Das Krähen der Hähne zu Unzeiten. Gut zu wissen, dass immer jemand vor einem wach ist. Das Geräusch des Reisigbesens auf dem Boden. Sittiche in der Kokospalme. Die Straßenstände mit frischen Kokosnüssen. Das Hupen der Eisverkäufer. Die Unterhaltungen und Diskussionen in der Nachbarschaft, die auf Twi oder Ga oder Fante abgehalten werden und von denen ich also nichts verstehe. Die irren Farben einer Siedleragame in der Sonne. Sowieso: das Licht und die Farben.
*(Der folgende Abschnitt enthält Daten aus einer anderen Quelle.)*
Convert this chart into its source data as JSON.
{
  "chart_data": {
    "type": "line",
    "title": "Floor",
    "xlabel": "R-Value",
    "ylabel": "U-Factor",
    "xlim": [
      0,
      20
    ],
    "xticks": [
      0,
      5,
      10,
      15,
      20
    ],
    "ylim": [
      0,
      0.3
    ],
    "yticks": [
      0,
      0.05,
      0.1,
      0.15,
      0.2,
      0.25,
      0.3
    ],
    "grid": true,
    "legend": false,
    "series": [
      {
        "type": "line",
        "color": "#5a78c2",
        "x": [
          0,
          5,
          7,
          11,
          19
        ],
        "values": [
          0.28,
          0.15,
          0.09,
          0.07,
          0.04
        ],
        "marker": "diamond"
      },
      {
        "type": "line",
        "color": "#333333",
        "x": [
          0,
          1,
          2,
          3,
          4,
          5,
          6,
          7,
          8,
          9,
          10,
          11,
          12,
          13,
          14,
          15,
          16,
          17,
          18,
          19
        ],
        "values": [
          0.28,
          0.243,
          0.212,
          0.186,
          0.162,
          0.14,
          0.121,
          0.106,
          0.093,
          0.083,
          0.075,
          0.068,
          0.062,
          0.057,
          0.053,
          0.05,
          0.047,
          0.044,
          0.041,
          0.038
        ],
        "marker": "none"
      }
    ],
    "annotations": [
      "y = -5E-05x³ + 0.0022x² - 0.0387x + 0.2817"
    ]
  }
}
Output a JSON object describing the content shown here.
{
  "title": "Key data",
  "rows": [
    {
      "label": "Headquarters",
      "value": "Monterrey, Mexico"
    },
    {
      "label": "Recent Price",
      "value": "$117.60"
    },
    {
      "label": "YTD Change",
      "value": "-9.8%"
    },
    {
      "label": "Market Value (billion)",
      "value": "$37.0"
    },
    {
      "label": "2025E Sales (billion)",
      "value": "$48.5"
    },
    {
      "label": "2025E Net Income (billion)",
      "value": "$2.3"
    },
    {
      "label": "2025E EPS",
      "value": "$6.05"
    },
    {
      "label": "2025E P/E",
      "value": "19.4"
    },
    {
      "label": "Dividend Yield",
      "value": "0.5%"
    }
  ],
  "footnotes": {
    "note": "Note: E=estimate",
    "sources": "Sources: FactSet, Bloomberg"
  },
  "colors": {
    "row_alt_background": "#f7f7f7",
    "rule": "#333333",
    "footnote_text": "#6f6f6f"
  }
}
Diese grundsätzliche Nicht-Angepisstheit der Ghanaer und Burkinaben, die durch nichts so leicht zu erschüttern ist. Auch wenn es mir immer noch nicht richtig gelingt, angesichts dysfunktionaler Bankautomaten (die dann gern meiner Bank die Schuld zuschieben), sehr entspanntem Service und ausgefallener Strom-, Wasser- oder Internetversorgung zu relaxen – und mich die Aufforderung »Relax!« dann erst so richtig ausrasten lässt. Fluchen ist übrigens sehr verpönt, Beleidigungen auch im Straßenverkehr gelten als äußerst grob. Ständiges Hupen, auch wenn es rein gar nichts an der Situation ändert, ist dagegen absolut okay.

Der ewige Sommer. Neulich waren abends 27 Grad und ich fror. Soweit ist es also gekommen.

Eine von Christoph Schlingensiefs Fragen war ja, was von Afrika zu lernen sei. In diesem Sinne (unvollständige Aufzählung):

Man ist nie zu arm, um den anderen auf ein Getränk oder eine Mahlzeit einzuladen. Und sei es als Geste. 

Fremde sind ein Grund zur Freude und verdienen besondere Fürsorge.

Ein Kompromiss oder ein Provisorium ist auch eine Lösung und oft keine schlechte. Oder zumindest die einzige, die zu haben ist. Perfektionismus ist kompliziert und langweilig.

Wie man sich kleidet, ist niemals zu vernachlässigen. Um mit dem Motto eines burkinabischen Modegeschäftes zu sprechen: »Le style et le goût, ça parle de la reputation«. Und damit demnächst zurück ins Mutterland von Camp David. 

29.12.

Die Antwort auf die Frage, wie die christlichen Ghanaer Silvester feiern, in einem Claim: »Pray Your Way Into 2018«. Das Ganze nennt sich Crossover und geht um 20.30 Uhr los, in a church near you. Das islamische Jahr geht am 11. September 2018 zu Ende – ich glaube also, es wird ein ruhiger Abend in Accra. 

Apropos Ruhe: Ich finde ja, auch deutsche Tankstellen sollten grundsätzlich mit lauter Musik beschallt werden – Highlife und Afrobeat, versteht sich. Das hebt die Laune. Kwame, ein  sehr süßer und belesener Taxifahrer, mit dem ich gestern eine Stunde im Feiertagsrückkehrerstau verbrachte und der sich bereitwillig von mir den Weg zeigen ließ (»Ich versuche von jedem meiner Fahrgäste etwas zu lernen«, sagte er. Er interessierte sich besonders fürs deutsche Schulsystem. Er hat zehn Vollgeschwister, darunter drei (!!) Zwillingspaare. Ich rief: »Wie hat das deine Mutter nur hinbekommen!«, er sagte: »Ihr geht es gut, nur mein Vater ist schon tot«), wünschte sich, dass ich ihm zum Abschied ein deutsches Lied singe. Mir fiel tatsächlich als erstes Atemlos ein – das darf doch bitte nicht wahr sein! Ich sang dann LaLeLu, was Besseres hatte ich auf die Schnelle nicht zur Verfügung. Der populäre ghanaische Tanz, das lernte ich dann von Kwame, heißt übrigens Azonto.